L’érudit romain Pline l’Ancien (environ 24–79 CE) nous a dit sur certaines des méthodes de recherche d’Aristote lors de la rédaction de ces textes.

Selon Pline, Alexandre le Grand (356–323 av. J.-C.) – qui était un élève d’Aristote – a soutenu les recherches d’Aristote sur les animaux en ordonnant au public de collaborer. Des ordres ont été donnés à quelques milliers de personnes dans toute l’Asie et la Grèce, à tous ceux qui vivaient de la chasse, de la chasse aux oiseaux et de la pêche, et à ceux qui étaient en charge des garennes, des troupeaux, des ruchers, des étangs à poissons et des volières, d’obéir [Aristotle’s] instructions, afin qu’il ne manque pas d’être informé de toute créature née où que ce soit.

Les spécialistes modernes ne sont pas certains qu’Alexandre ait réellement donné cet ordre. Néanmoins, les écrits d’Aristote sur les animaux font souvent référence à des informations qu’il a reçues d’autres personnes qui travaillaient directement avec les animaux, comme des chasseurs, des apiculteurs, des pêcheurs et des bergers.

Par exemple, Aristote pensait que les guêpes ouvrières mouraient pendant l’hiver alors que les guêpes mères y survivaient. Il a dû s’appuyer sur les rapports des agriculteurs pour obtenir cette information. Dans l’Histoire des animaux, il a écrit:« Les guêpes ouvrières ne vivent pas toute l’année mais meurent toutes lorsque l’hiver est arrivé, alors que les guêpes mères, appelées guêpes-mères, sont visibles tout l’hiver et se cachent sous terre. En effet, en labourant et en creusant en hiver, de nombreuses personnes ont vu des guêpes-mères, mais aucune n’a vu d’ouvrières. »

Aristote était parfois critique à l’égard des informations qu’il recevait de témoins oculaires. Par exemple, dans La Génération des animaux, il dit Certains lui ont dit que les poissons ne copulent pas, car ils n’en avaient jamais vu. Mais il poursuit en disant que ces gens ont tort, et qu’il sait lui-même que les poissons copulent effectivement :

« Les poissons copulent de la même manière que les dauphins, en se plaçant les uns à côté des autres. […] Les pêcheurs ne le remarquent pas […] et ainsi ils rejoignent le chœur et répètent la même vieille histoire stupide selon laquelle les poissons conçoivent en avalant le sperme.
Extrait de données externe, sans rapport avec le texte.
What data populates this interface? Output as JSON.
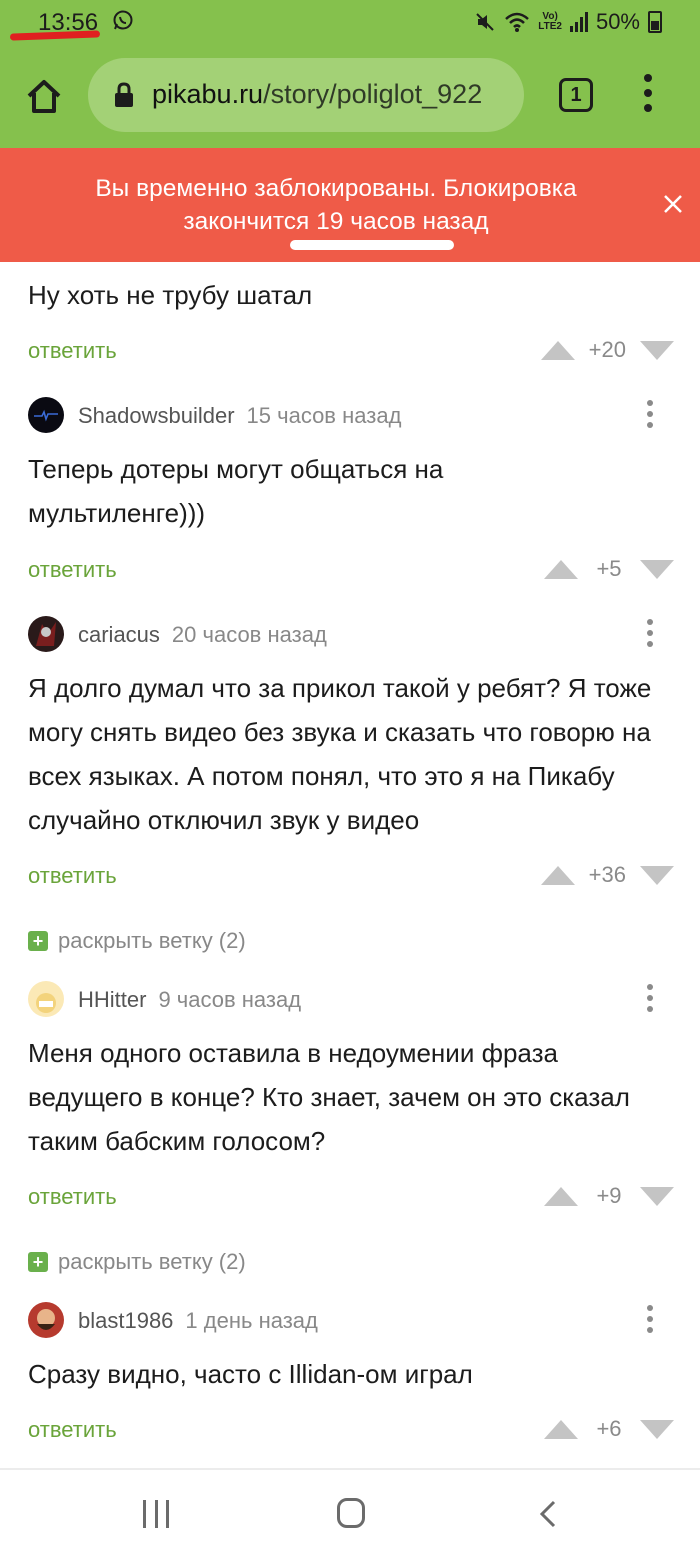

Aristote avait raison. Bien que la plupart des poissons n’aient pas de rapports sexuels, certains le fontDe toute évidence, Aristote avait interrogé suffisamment de personnes et/ou avait lui-même enquêté sur la question pour trouver la vérité.

Théophraste et les arbres

Aristote n’était pas le seul chercheur antique à obtenir des informations auprès du public. Un autre était le philosophe Théophraste (372–287 av. J.-C.), dont le principal domaine de recherche était les plantes. Comme Aristote, Théophraste a évalué et testé la crédibilité des différents rapports qui lui ont été fournis.

Dans son « Enquête sur les plantes », il rejette l’opinion de certains de ses informateurs, adage« Ces informateurs étaient coupables d’une importante ignorance. Car ils croyaient que l’encens et la myrrhe étaient produits par le même arbre. »

Il préféra plutôt se fier au récit de quelques marins qui, ayant fait un voyage et examiné les arbres eux-mêmes, rapportèrent que l’encens et la myrrhe proviennent d’arbres différents.

Théophraste les crut et, une fois de plus, il avait raison. vient de Les arbres Boswellia, tandis que la myrrhe provient des arbres Commiphora.

Contes étranges

Recueillir des informations auprès du public n’est pas chose aisée. Les gens peuvent inventer des informations ou signaler des faits étranges et bizarres difficiles à vérifier.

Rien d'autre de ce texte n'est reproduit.